C’est alors qu’un garçon bondit subitement devant lui. Aussitôt, il revit cette maudite autruche. S’il écrasait quelque chose aujourd’hui, ce serait bien pire qu’un oiseau mort. Connor enfonça la pédale de frein. Grace et lui plongèrent en avant. Il entendit le bruit sourd que fit le garçon en percutant le pare-chocs. La voiture finit par s’arrêter. Le garçon avait été heurté, mais pas écrasé.
— Oh ! c’est terrible, Argie ! dit Grace, ne se rendant pas compte qu’elle venait d’appeler Connor Argie.
Connor envisagea de fuir, mais il y renonça presque aussitôt. Ce n’était pas lui. Il avait changé. Alors il descendit de la voiture pour évaluer la gravité de la situation et fit un pacte avec son instinct de survie. Si le garçon était mort, alors Connor redémarrerait et ajouterait le délit de fuite à la liste de ses infractions. Rester sur place ne changerait rien. Mais, s’il était vivant, Connor resterait et ferait ce qu’il fallait en attendant les secours. Et si ça signifiait se faire prendre, eh bien, tant pis.
L’individu étalé sur la route grogna. Connor fut soulagé qu’il soit vivant, mais saisi par la crainte de ce qui allait suivre. Puis ces sentiments furent balayés par le choc et l’incrédulité lorsqu’il vit de qui il s’agissait.
Le visage de Lev n’était qu’une grimace de douleur.
— C’est toi, dit Lev. J’en étais sûr.
Connor était sous le choc.
— Il est mort ? demanda Grace en sortant de la voiture, la main sur les yeux. Je ne veux pas regarder…
— Non, mais…
Il souleva Lev, qui laissa échapper un gémissement. Connor remarqua alors que l’épaule de Lev présentait une bosse anormale. Connor ne pouvait pas se permettre de penser à ça tout de suite.

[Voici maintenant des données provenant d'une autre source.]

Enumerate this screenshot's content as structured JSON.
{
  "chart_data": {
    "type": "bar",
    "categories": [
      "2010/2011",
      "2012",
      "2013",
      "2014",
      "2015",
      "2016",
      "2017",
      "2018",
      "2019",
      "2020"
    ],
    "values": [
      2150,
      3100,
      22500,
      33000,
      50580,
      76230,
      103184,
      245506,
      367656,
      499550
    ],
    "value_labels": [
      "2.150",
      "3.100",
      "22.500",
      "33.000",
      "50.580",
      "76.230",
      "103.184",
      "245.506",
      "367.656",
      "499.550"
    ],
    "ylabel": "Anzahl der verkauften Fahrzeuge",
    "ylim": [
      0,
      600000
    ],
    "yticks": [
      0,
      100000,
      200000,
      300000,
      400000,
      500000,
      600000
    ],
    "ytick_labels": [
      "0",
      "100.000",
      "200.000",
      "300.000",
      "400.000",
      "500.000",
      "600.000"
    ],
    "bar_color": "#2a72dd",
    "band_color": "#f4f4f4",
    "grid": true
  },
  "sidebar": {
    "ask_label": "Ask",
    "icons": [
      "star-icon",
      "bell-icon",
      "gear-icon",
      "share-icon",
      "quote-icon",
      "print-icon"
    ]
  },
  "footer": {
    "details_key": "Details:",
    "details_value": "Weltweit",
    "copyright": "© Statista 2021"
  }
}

— C’est lui ? dit Grace, après avoir découvert ses yeux. Qu’est-ce qu’il fait ici ? C’était prévu ?
Les gens étaient sortis de chez eux pour observer la scène. Connor ne pouvait pas non plus penser à ça. Il installa Lev sur le siège arrière et demanda à Grace de s’asseoir à ses côtés. Il reprit alors sa place, feignit d’être calme et démarra.
— L’hôpital est en haut de Baxter, dit Grace.
— Impossible, décréta Connor. Pas ici.
Ni ailleurs, en réalité. S’ils emmenaient Lev à l’hôpital, ils découvriraient son identité en quelques minutes. Lev n’avait pas seulement violé l’ordre d’assignation à résidence, il avait fui les gens qui le protégeaient de la Brigade des mineurs. Ce qui signifiait qu’il n’existait aucun endroit sûr où l’emmener entre ici et chez Sonia.
Grace s’approcha de Lev et regarda son épaule.
— Déboîtée, dit-elle. C’est arrivé à Argent une fois. En jouant au ping-pong. Il me l’a reproché, puisque c’est moi qui l’avais envoyé courir après la balle. J’avais gagné le point, en plus.
Elle plaça ses deux mains sur l’épaule de Lev.
— Ça va faire un putain de mal de chien.
Puis elle appuya de toute la force de son poids.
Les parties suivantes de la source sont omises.